Изменить стиль страницы

Раз лежит он на печи ночью, в избе темка, в потолок глядит; вдруг как хлопнет себя по лбу:

«А порешу-ка я вовсе старика. Заделаюсь сам березовым хозяином».

Как подумал — так и сделал. На ярмарке с выручкой вина корзину купил. Половина в черных бутылях, половина в зеленых. Взял да и подпустил в зеленые яду. По дороге, как выехал ночью в березник, к старику прямо. А тот за своим делом. В куски миткаль катает. Петр к нему с обнимкой да лаской. Дело по весне было.

— Дедушко, давай гульнем на радостях. За все твое добренькое хочется добром ответствовать.

— Гульнуть не грех, — старик ему.

— Я для тебя самых наилучших вин припас…

Сели они на пеньки под березой. Старику из зеленой бутылки наливает, себе из черной.

— Что же, давай чокнемся, — старик не против.

Чокнулись. Только было старик ко рту поднес, да задумался. Достает ножичек-складничек, надрезал кожуру на березке, слезы березовые потекли, чистые, как роса. Теми слезами и добавил старик свою кружку.

— Что ты с водой мешаешь? — Петр к нему.

— А с водой слаще.

Выпили по кружке, да по другой, да по третьей. И пошло дело. Старик из зеленых бутылок наливает, Петр из черных. Видит Петр: дед захмелел, да и порядком, а с ног не валится.
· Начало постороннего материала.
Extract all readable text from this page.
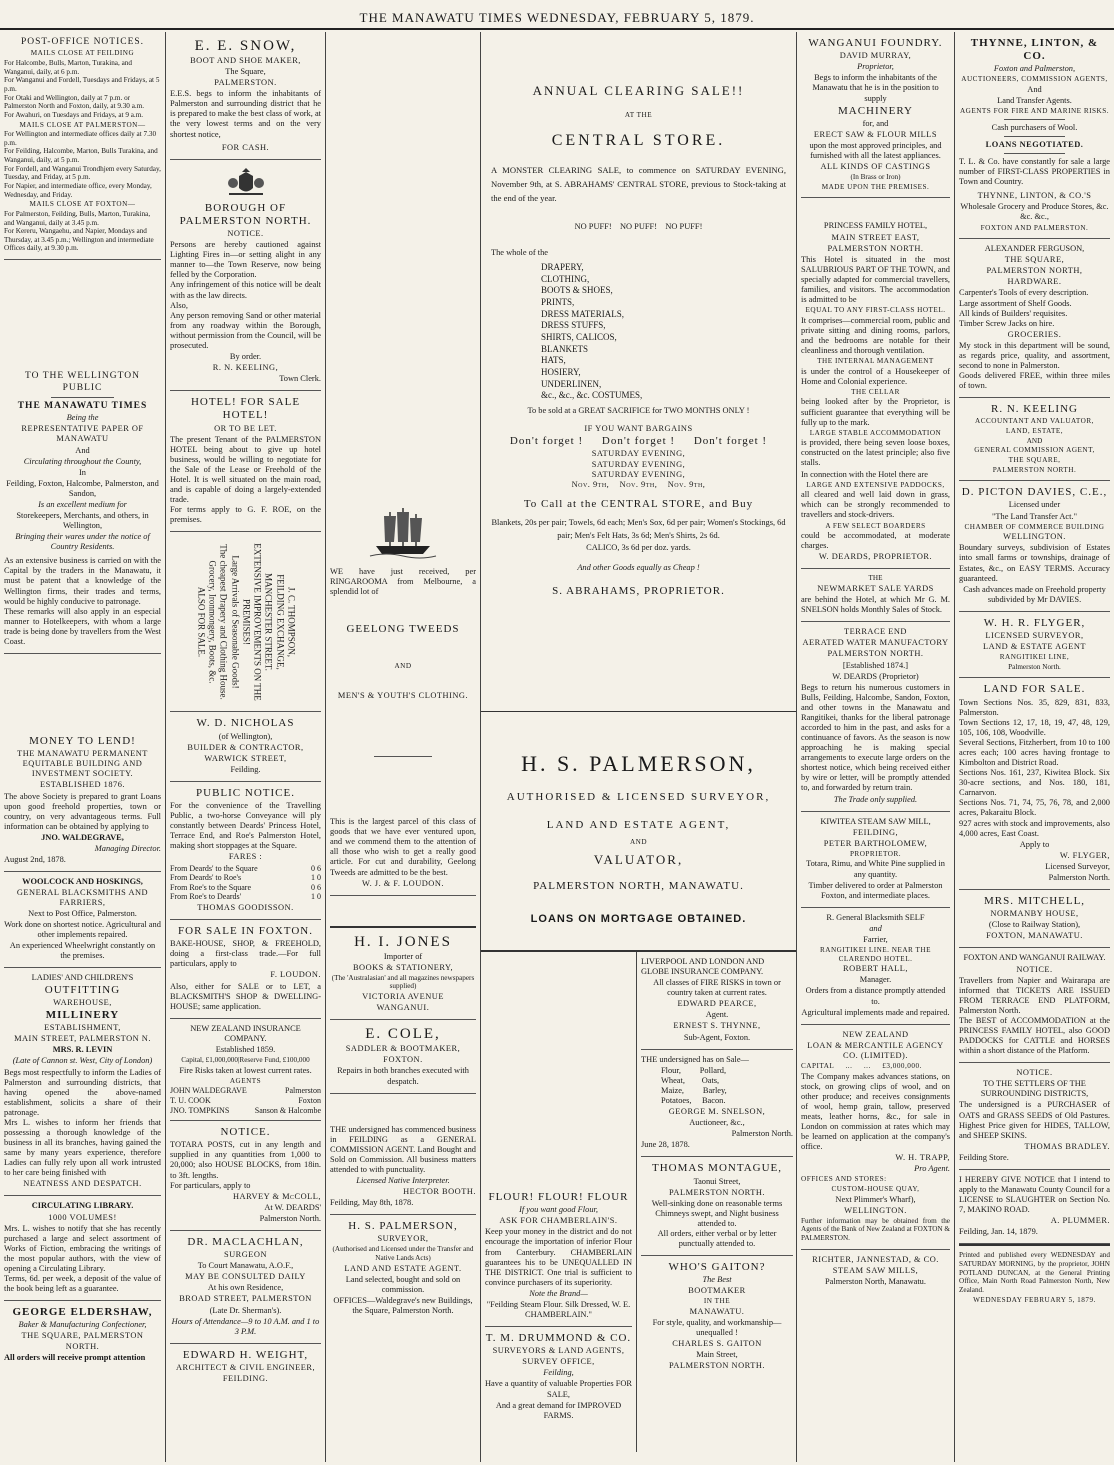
THE MANAWATU TIMES WEDNESDAY, FEBRUARY 5, 1879.

POST-OFFICE NOTICES.

MAILS CLOSE AT FEILDING

For Halcombe, Bulls, Marton, Turakina, and Wanganui, daily, at 6 p.m.
For Wanganui and Fordell, Tuesdays and Fridays, at 5 p.m.
For Otaki and Wellington, daily at 7 p.m. or Palmerston North and Foxton, daily, at 9.30 a.m.
For Awahuri, on Tuesdays and Fridays, at 9 a.m.

MAILS CLOSE AT PALMERSTON—

For Wellington and intermediate offices daily at 7.30 p.m.
For Feilding, Halcombe, Marton, Bulls Turakina, and Wanganui, daily, at 5 p.m.
For Fordell, and Wanganui Trondhjem every Saturday, Tuesday, and Friday, at 5 p.m.
For Napier, and intermediate office, every Monday, Wednesday, and Friday.

MAILS CLOSE AT FOXTON—

For Palmerston, Feilding, Bulls, Marton, Turakina, and Wanganui, daily at 3.45 p.m.
For Kereru, Wangaehu, and Napier, Mondays and Thursday, at 3.45 p.m.; Wellington and intermediate Offices daily, at 9.30 p.m.

TO THE WELLINGTON PUBLIC

THE MANAWATU TIMES

Being the

REPRESENTATIVE PAPER OF MANAWATU

And

Circulating throughout the County,

In

Feilding, Foxton, Halcombe, Palmerston, and Sandon,

Is an excellent medium for

Storekeepers, Merchants, and others, in Wellington,

Bringing their wares under the notice of Country Residents.

As an extensive business is carried on with the Capital by the traders in the Manawatu, it must be patent that a knowledge of the Wellington firms, their trades and terms, would be highly conducive to patronage.
These remarks will also apply in an especial manner to Hotelkeepers, with whom a large trade is being done by travellers from the West Coast.

MONEY TO LEND!

THE MANAWATU PERMANENT EQUITABLE BUILDING AND INVESTMENT SOCIETY.

ESTABLISHED 1876.

The above Society is prepared to grant Loans upon good freehold properties, town or country, on very advantageous terms. Full information can be obtained by applying to

JNO. WALDEGRAVE,

Managing Director.

August 2nd, 1878.

WOOLCOCK AND HOSKINGS,

GENERAL BLACKSMITHS AND FARRIERS,

Next to Post Office, Palmerston.

Work done on shortest notice. Agricultural and other implements repaired.
An experienced Wheelwright constantly on the premises.

LADIES' AND CHILDREN'S

OUTFITTING

WAREHOUSE,

MILLINERY

ESTABLISHMENT,

MAIN STREET, PALMERSTON N.

MRS. R. LEVIN

(Late of Cannon st. West, City of London)

Begs most respectfully to inform the Ladies of Palmerston and surrounding districts, that having opened the above-named establishment, solicits a share of their patronage.
Mrs L. wishes to inform her friends that possessing a thorough knowledge of the business in all its branches, having gained the same by many years experience, therefore Ladies can fully rely upon all work intrusted to her care being finished with

NEATNESS AND DESPATCH.

CIRCULATING LIBRARY.

1000 VOLUMES!

Mrs. L. wishes to notify that she has recently purchased a large and select assortment of Works of Fiction, embracing the writings of the most popular authors, with the view of opening a Circulating Library.
Terms, 6d. per week, a deposit of the value of the book being left as a guarantee.

GEORGE ELDERSHAW,

Baker & Manufacturing Confectioner,

THE SQUARE, PALMERSTON NORTH.

All orders will receive prompt attention

E. E. SNOW,

BOOT AND SHOE MAKER,

The Square,

PALMERSTON.

E.E.S. begs to inform the inhabitants of Palmerston and surrounding district that he is prepared to make the best class of work, at the very lowest terms and on the very shortest notice,

FOR CASH.

BOROUGH OF PALMERSTON NORTH.

NOTICE.

Persons are hereby cautioned against Lighting Fires in—or setting alight in any manner to—the Town Reserve, now being felled by the Corporation.
Any infringement of this notice will be dealt with as the law directs.
Also,
Any person removing Sand or other material from any roadway within the Borough, without permission from the Council, will be prosecuted.

By order.

R. N. KEELING,

Town Clerk.

HOTEL! FOR SALE HOTEL!

OR TO BE LET.

The present Tenant of the PALMERSTON HOTEL being about to give up hotel business, would be willing to negotiate for the Sale of the Lease or Freehold of the Hotel. It is well situated on the main road, and is capable of doing a largely-extended trade.
For terms apply to G. F. ROE, on the premises.

J. C. THOMPSON,
FEILDING EXCHANGE,
MANCHESTER STREET.
EXTENSIVE IMPROVEMENTS ON THE PREMISES!
Large Arrivals of Seasonable Goods!
The cheapest Drapery and Clothing House.
Grocery, Ironmongery, Boots, &c.
ALSO FOR SALE.

W. D. NICHOLAS

(of Wellington),

BUILDER & CONTRACTOR,

WARWICK STREET,

Feilding.

PUBLIC NOTICE.

For the convenience of the Travelling Public, a two-horse Conveyance will ply constantly between Deards' Princess Hotel, Terrace End, and Roe's Palmerston Hotel, making short stoppages at the Square.

FARES :

From Deards' to the Square	0 6
From Deards' to Roe's	1 0
From Roe's to the Square	0 6
From Roe's to Deards'	1 0

THOMAS GOODISSON.

FOR SALE IN FOXTON.

BAKE-HOUSE, SHOP, & FREEHOLD, doing a first-class trade.—For full particulars, apply to

F. LOUDON.

Also, either for SALE or to LET, a BLACKSMITH'S SHOP & DWELLING-HOUSE; same application.

NEW ZEALAND INSURANCE COMPANY.

Established 1859.

Capital, £1,000,000|Reserve Fund, £100,000

Fire Risks taken at lowest current rates.

AGENTS

JOHN WALDEGRAVE	Palmerston
T. U. COOK	Foxton
JNO. TOMPKINS	Sanson & Halcombe

NOTICE.

TOTARA POSTS, cut in any length and supplied in any quantities from 1,000 to 20,000; also HOUSE BLOCKS, from 18in. to 3ft. lengths.
For particulars, apply to

HARVEY & McCOLL,

At W. DEARDS'

Palmerston North.

DR. MACLACHLAN,

SURGEON

To Court Manawatu, A.O.F.,

MAY BE CONSULTED DAILY

At his own Residence,

BROAD STREET, PALMERSTON

(Late Dr. Sherman's).

Hours of Attendance—9 to 10 A.M. and 1 to 3 P.M.

EDWARD H. WEIGHT,

ARCHITECT & CIVIL ENGINEER,

FEILDING.

WE have just received, per RINGAROOMA from Melbourne, a splendid lot of

GEELONG TWEEDS

AND

MEN'S & YOUTH'S CLOTHING.

This is the largest parcel of this class of goods that we have ever ventured upon, and we commend them to the attention of all those who wish to get a really good article. For cut and durability, Geelong Tweeds are admitted to be the best.

W. J. & F. LOUDON.

H. I. JONES

Importer of

BOOKS & STATIONERY,

(The 'Australasian' and all magazines newspapers supplied)

VICTORIA AVENUE

WANGANUI.

E. COLE,

SADDLER & BOOTMAKER,

FOXTON.

Repairs in both branches executed with despatch.

THE undersigned has commenced business in FEILDING as a GENERAL COMMISSION AGENT. Land Bought and Sold on Commission. All business matters attended to with punctuality.

Licensed Native Interpreter.

HECTOR BOOTH.

Feilding, May 8th, 1878.

H. S. PALMERSON,

SURVEYOR,

(Authorised and Licensed under the Transfer and Native Lands Acts)

LAND AND ESTATE AGENT.

Land selected, bought and sold on commission.

OFFICES—Waldegrave's new Buildings, the Square, Palmerston North.

ANNUAL CLEARING SALE!!

AT THE

CENTRAL STORE.

A MONSTER CLEARING SALE, to commence on SATURDAY EVENING, November 9th, at S. ABRAHAMS' CENTRAL STORE, previous to Stock-taking at the end of the year.

NO PUFF!    NO PUFF!    NO PUFF!

The whole of the

DRAPERY,
CLOTHING,
BOOTS & SHOES,
PRINTS,
DRESS MATERIALS,
DRESS STUFFS,
SHIRTS, CALICOS,
BLANKETS
HATS,
HOSIERY,
UNDERLINEN,
&c., &c., &c. COSTUMES,

To be sold at a GREAT SACRIFICE for TWO MONTHS ONLY !

IF YOU WANT BARGAINS

Don't forget !     Don't forget !     Don't forget !

SATURDAY EVENING,
SATURDAY EVENING,
SATURDAY EVENING,
Nov. 9th,    Nov. 9th,    Nov. 9th,

To Call at the CENTRAL STORE, and Buy

Blankets, 20s per pair; Towels, 6d each; Men's Sox, 6d per pair; Women's Stockings, 6d pair; Men's Felt Hats, 3s 6d; Men's Shirts, 2s 6d.
CALICO, 3s 6d per doz. yards.

And other Goods equally as Cheap !

S. ABRAHAMS, PROPRIETOR.

H. S. PALMERSON,

AUTHORISED & LICENSED SURVEYOR,

LAND AND ESTATE AGENT,

AND

VALUATOR,

PALMERSTON NORTH, MANAWATU.

LOANS ON MORTGAGE OBTAINED.

LIVERPOOL AND LONDON AND GLOBE INSURANCE COMPANY.

All classes of FIRE RISKS in town or country taken at current rates.

EDWARD PEARCE,

Agent.

ERNEST S. THYNNE,

Sub-Agent, Foxton.

THE undersigned has on Sale—

Flour,         Pollard,
Wheat,        Oats,
Maize,         Barley,
Potatoes,     Bacon.

GEORGE M. SNELSON,

Auctioneer, &c.,

Palmerston North.

June 28, 1878.

THOMAS MONTAGUE,

Taonui Street,

PALMERSTON NORTH.

Well-sinking done on reasonable terms Chimneys swept, and Night business attended to.
All orders, either verbal or by letter punctually attended to.

WHO'S GAITON?

The Best

BOOTMAKER

IN THE

MANAWATU.

For style, quality, and workmanship—unequalled !

CHARLES S. GAITON

Main Street,

PALMERSTON NORTH.

FLOUR! FLOUR! FLOUR

If you want good Flour,

ASK FOR CHAMBERLAIN'S.

Keep your money in the district and do not encourage the importation of inferior Flour from Canterbury. CHAMBERLAIN guarantees his to be UNEQUALLED IN THE DISTRICT. One trial is sufficient to convince purchasers of its superiority.

Note the Brand—

"Feilding Steam Flour. Silk Dressed, W. E. CHAMBERLAIN."

T. M. DRUMMOND & CO.

SURVEYORS & LAND AGENTS,

SURVEY OFFICE,

Feilding,

Have a quantity of valuable Properties FOR SALE,

And a great demand for IMPROVED FARMS.

WANGANUI FOUNDRY.

DAVID MURRAY,

Proprietor,

Begs to inform the inhabitants of the Manawatu that he is in the position to supply

MACHINERY

for, and

ERECT SAW & FLOUR MILLS

upon the most approved principles, and furnished with all the latest appliances.

ALL KINDS OF CASTINGS

(In Brass or Iron)

MADE UPON THE PREMISES.

PRINCESS FAMILY HOTEL,

MAIN STREET EAST,

PALMERSTON NORTH.

This Hotel is situated in the most SALUBRIOUS PART OF THE TOWN, and specially adapted for commercial travellers, families, and visitors. The accommodation is admitted to be

EQUAL TO ANY FIRST-CLASS HOTEL.

It comprises—commercial room, public and private sitting and dining rooms, parlors, and the bedrooms are notable for their cleanliness and thorough ventilation.

THE INTERNAL MANAGEMENT

is under the control of a Housekeeper of Home and Colonial experience.

THE CELLAR

being looked after by the Proprietor, is sufficient guarantee that everything will be fully up to the mark.

LARGE STABLE ACCOMMODATION

is provided, there being seven loose boxes, constructed on the latest principle; also five stalls.

In connection with the Hotel there are

LARGE AND EXTENSIVE PADDOCKS,

all cleared and well laid down in grass, which can be strongly recommended to travellers and stock-drivers.

A FEW SELECT BOARDERS

could be accommodated, at moderate charges.

W. DEARDS, PROPRIETOR.

THE

NEWMARKET SALE YARDS

are behind the Hotel, at which Mr G. M. SNELSON holds Monthly Sales of Stock.

TERRACE END

AERATED WATER MANUFACTORY

PALMERSTON NORTH.

[Established 1874.]

W. DEARDS (Proprietor)

Begs to return his numerous customers in Bulls, Feilding, Halcombe, Sandon, Foxton, and other towns in the Manawatu and Rangitikei, thanks for the liberal patronage accorded to him in the past, and asks for a continuance of favors. As the season is now approaching he is making special arrangements to execute large orders on the shortest notice, which being received either by wire or letter, will be promptly attended to, and forwarded by return train.

The Trade only supplied.

KIWITEA STEAM SAW MILL,

FEILDING,

PETER BARTHOLOMEW,

PROPRIETOR.

Totara, Rimu, and White Pine supplied in any quantity.

Timber delivered to order at Palmerston Foxton, and intermediate places.

R. General Blacksmith SELF

and

Farrier,

RANGITIKEI LINE. NEAR THE CLARENDO HOTEL.

ROBERT HALL,

Manager.

Orders from a distance promptly attended to.

Agricultural implements made and repaired.

NEW ZEALAND

LOAN & MERCANTILE AGENCY CO. (LIMITED).

CAPITAL     ...     ...     £3,000,000.

The Company makes advances stations, on stock, on growing clips of wool, and on other produce; and receives consignments of wool, hemp grain, tallow, preserved meats, leather horns, &c., for sale in London on commission at rates which may be learned on application at the company's office.

W. H. TRAPP,

Pro Agent.

OFFICES AND STORES:

CUSTOM-HOUSE QUAY,

Next Plimmer's Wharf),

WELLINGTON.

Further information may be obtained from the Agents of the Bank of New Zealand at FOXTON & PALMERSTON.

RICHTER, JANNESTAD, & CO.

STEAM SAW MILLS,

Palmerston North, Manawatu.

THYNNE, LINTON, & CO.

Foxton and Palmerston,

AUCTIONEERS, COMMISSION AGENTS,

And

Land Transfer Agents.

AGENTS FOR FIRE AND MARINE RISKS.

Cash purchasers of Wool.

LOANS NEGOTIATED.

T. L. & Co. have constantly for sale a large number of FIRST-CLASS PROPERTIES in Town and Country.

THYNNE, LINTON, & CO.'S

Wholesale Grocery and Produce Stores, &c. &c. &c.,

FOXTON AND PALMERSTON.

ALEXANDER FERGUSON,

THE SQUARE,

PALMERSTON NORTH,

HARDWARE.

Carpenter's Tools of every description.
Large assortment of Shelf Goods.
All kinds of Builders' requisites.
Timber Screw Jacks on hire.

GROCERIES.

My stock in this department will be sound, as regards price, quality, and assortment, second to none in Palmerston.
Goods delivered FREE, within three miles of town.

R. N. KEELING

ACCOUNTANT AND VALUATOR,

LAND, ESTATE,

AND

GENERAL COMMISSION AGENT,

THE SQUARE,

PALMERSTON NORTH.

D. PICTON DAVIES, C.E.,

Licensed under

"The Land Transfer Act."

CHAMBER OF COMMERCE BUILDING

WELLINGTON.

Boundary surveys, subdivision of Estates into small farms or townships, drainage of Estates, &c., on EASY TERMS. Accuracy guaranteed.

Cash advances made on Freehold property subdivided by Mr DAVIES.

W. H. R. FLYGER,

LICENSED SURVEYOR,

LAND & ESTATE AGENT

RANGITIKEI LINE,

Palmerston North.

LAND FOR SALE.

Town Sections Nos. 35, 829, 831, 833, Palmerston.
Town Sections 12, 17, 18, 19, 47, 48, 129, 105, 106, 108, Woodville.
Several Sections, Fitzherbert, from 10 to 100 acres each; 100 acres having frontage to Kimbolton and District Road.
Sections Nos. 161, 237, Kiwitea Block. Six 30-acre sections, and Nos. 180, 181, Carnarvon.
Sections Nos. 71, 74, 75, 76, 78, and 2,000 acres, Pakaraitu Block.
927 acres with stock and improvements, also 4,000 acres, East Coast.

Apply to

W. FLYGER,

Licensed Surveyor,

Palmerston North.

MRS. MITCHELL,

NORMANBY HOUSE,

(Close to Railway Station),

FOXTON, MANAWATU.

FOXTON AND WANGANUI RAILWAY.

NOTICE.

Travellers from Napier and Wairarapa are informed that TICKETS ARE ISSUED FROM TERRACE END PLATFORM, Palmerston North.
The BEST of ACCOMMODATION at the PRINCESS FAMILY HOTEL, also GOOD PADDOCKS for CATTLE and HORSES within a short distance of the Platform.

NOTICE.

TO THE SETTLERS OF THE SURROUNDING DISTRICTS,

The undersigned is a PURCHASER of OATS and GRASS SEEDS of Old Pastures. Highest Price given for HIDES, TALLOW, and SHEEP SKINS.

THOMAS BRADLEY.

Feilding Store.

I HEREBY GIVE NOTICE that I intend to apply to the Manawatu County Council for a LICENSE to SLAUGHTER on Section No. 7, MAKINO ROAD.

A. PLUMMER.

Feilding, Jan. 14, 1879.

Printed and published every WEDNESDAY and SATURDAY MORNING, by the proprietor, JOHN POTLAND DUNCAN, at the General Printing Office, Main North Road Palmerston North, New Zealand.

WEDNESDAY FEBRUARY 5, 1879.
Петр в сумленье впал. Вдруг дед с пенька кувырк, и кружка из рук покатилась. Петр к старику, а тот вроде и не дышит. Того и надо. Петр и про вино забыл. Скорее с ножом к березе. Полоснул, а на березе заместо миткаля береста. Он к другой — то же, он к третьей — и там не лучше, да почитай половину леса обегал — ни на одну миткалеву березу не напал. Он да обратно, хоть готовый-то миткаль не проворонить бы. Подбегает, а на месте миткаля груда бересты лежит, баранками свернулась. Тут Петр столбом встал.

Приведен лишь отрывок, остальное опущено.